Denn der neue Sozialbericht zeigt: Besonders von Armut bedroht sind Menschen über 65, vor allem Frauen. Hier stieg die Quote auf 25,1 Prozent. Deutlich höher ist die Quote noch bei Alleinerziehenden (42 Prozent) - auch wenn dies in der Summe "nur" 170 00 Menschen sind.

SPD fordert einen Maßnahmenkatalog

"Erschreckend", nannte Angelika Weikert, sozialpolitische Sprecherin der SPD-Landtagsfraktion, die Zahlen im Sozialbericht. Sie forderte das Sozialministerium auf, zügig einen Maßnahmenkatalog vorzulegen. "Ich bin etwas enttäuscht, dass Sozialministerin Müller nicht direkt Maßnahmen aufgezeigt hat, die zum Beispiel die gestiegene Armutsgefährdungsquote in Angriff nimmt", betonte Weikert. Dass es im neuen Sozialbericht erstmals ein Kapitel zur Wohnungslosigkeit gibt, ist für die Nürnberger Abgeordnete Weikert ein Alarmsignal: "In Zukunft wird die Zahl derer noch steigen, die sich insbesondere in den Metropolregionen schlichtweg keine Wohnung mehr leisten können - schon ohne die Flüchtlinge war dies abzusehen. Hier muss die Staatsregierung endlich handeln - zum Beispiel, in dem sie die von der SPD geforderten 100.000 zusätzlichen bezahlbaren Wohnungen in den Ballungsräumen baut." Kerstin Celina, sozialpolitische Sprecherin der Landtags-Grünen, sieht in den neuen Zahlen einen deutlichen Indikator für ein Anwachsen des Niedriglohnsektors in Bayern. „Denn viele der 1,76 Millionen armutsgefährdeten Menschen dürften nämlich durchaus einer Beschäftigung nachgehen, die allerdings nicht wirklich existenzsichernd ist.“

Grüne sprechen von einem "sozialpolitischen Skandal"

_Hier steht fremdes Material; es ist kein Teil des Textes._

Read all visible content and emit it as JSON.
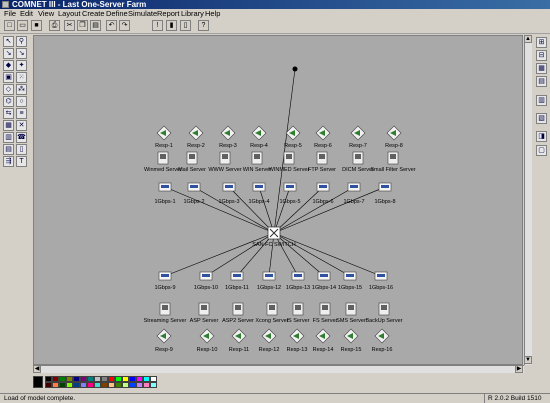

Einige Gruppen seien offenbar vom bayerischen Wirtschaftsaufschwung ausgeschlossen. „Weiterhin Hauptrisikogruppe sind die Alleinerziehenden, die im reichen Bayern ein Armutsrisiko von 42 Prozent haben. Das ist ein sozialpolitischer Skandal.“ Offensichtlich sei es für viele Alleinerziehende immer noch nur schwer möglich, Beruf und Familie miteinander zu vereinbaren. „Das CSU-Betreuungsgeld ändert daran wenig, im Gegenteil, die Betroffenen werden noch darin bestärkt keiner Erwerbstätigkeit nachzugehen.“ (dpa/BSZ)

Kommentare (3)

  1. Enrico Stiller am 05.11.2015
    "Armutsgefährdet sind Leute mit weniger als 60% des mittleren Einkommens der Bevölkerung". Die Gewerkschaften haben diese trickreiche Definition damals durchgedrückt. Trickreich - warum? Weil sie absurd ist, aber Gewerkschaftspolitik stützt: Gesetzt den Fall, das Durchschnittseinkommen wäre eine Million pro Jahr, dann wäre man selbst mit einem Einkommen unter 600.000 Euro logischerweise "armutsgefährdet". Es wäre dabei völlig egal, was man sich leisten könnte und welchen Lebensstandard man objektiv hätte.
    Ein Musterbeispiel für irre linke "Denke".
  2. Erich Vogl am 05.11.2015
    "Als armutsgefährdet gilt, wer mit weniger als 60 Prozent des mittleren Einkommens der gesamten Bevölkerung in Bayern auskommen muss." - und wieviel ist das in Euro? Oder ist das geheim? Oder sollen die Leser gar nicht informiert werden sondern nur zugesülzt werden?
  3. Zitrone am 04.11.2015
    Statt sich verstärkt dem Schutz der lebenden Mehrheit zu widmen und diese vor den Manipulationen der Wirtschaft (Lebensmittelbestandteile, Preisgestaltung) und den Kartellverbrechen (Zucker usw.) und der Armut auch durch staatliche Maßnahmen zu schützen, wird eine winzig kleine Minderheit von Menschen daran gehindert, über ihr Lebensende in Würde frei zu entscheiden, ohne einen schmerzvollen Gang in's nahe Ausland antreten zu müssen. Wer gibt dem Bundestag (der Politik) das Recht, Abtreibungen zu erlauben, aber ein freiwilliges Ausscheiden aus dem Leben in Würde zu verunmöglichen?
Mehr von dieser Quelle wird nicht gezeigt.